In a subsequent Senate committee hearing, which touched on the arrangements by which Jetstar flight attendants hired in Thailand were being worked at a fraction of Australian wages on purely Australian domestic sectors by Jetstar, between arriving and departing on international Jetstar services, Buchanan insisted that if the airline couldn’t do this, it might withdraw services operating out of Darwin or Cairns on the grounds that they would no longer be economic.
Much of the future direction of the Qantas group appears to involve the transfer of assets from its full-service Qantas brand, such as Airbus A330s and much delayed Boeing 787 Dreamliners, to a base in Singapore, where their labour requirements will be met by staff engaged under Singapore industrial laws, and used to reduce or dilute exposure to Australian rules, including taxation and superannuation.
This is supported by Qantas as giving it the flexibility to respond to opportunities to expand in Asia. Qantas recently dropped one of those opportunities when it withdrew its plans to establish a low-cost but premium-quality minority-owned airline in Kuala Lumpur operating as a Malaysia flag carrier in order, according to CEO Alan Joyce, to fund the reinvigoration of the long-haul full-service Qantas brand, which, under his management, has been cutting back flights to London and reorganising other services.

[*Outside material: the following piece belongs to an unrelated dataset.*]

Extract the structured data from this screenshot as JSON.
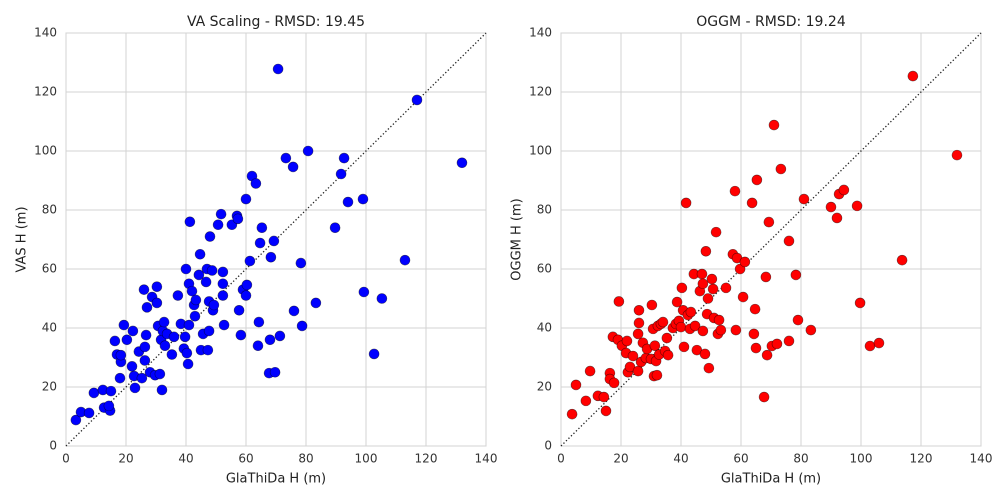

However, it has also struck deals to expand the Jetstar franchise to Japan, in conjunction with Japan Airlines and other Japan investment firms, and Hong Kong, subject to approval, in conjunction with Shanghai-based China Eastern.
The notion of bringing what amounts to indentured cheap foreign labour into Australia to circumvent Australian industrial laws is not limited to Qantas and Jetstar, but planned for by Gina Rinehart for her WA iron ore mines about which she has even written supporting poetry, and is widely practised and abused in the construction industry.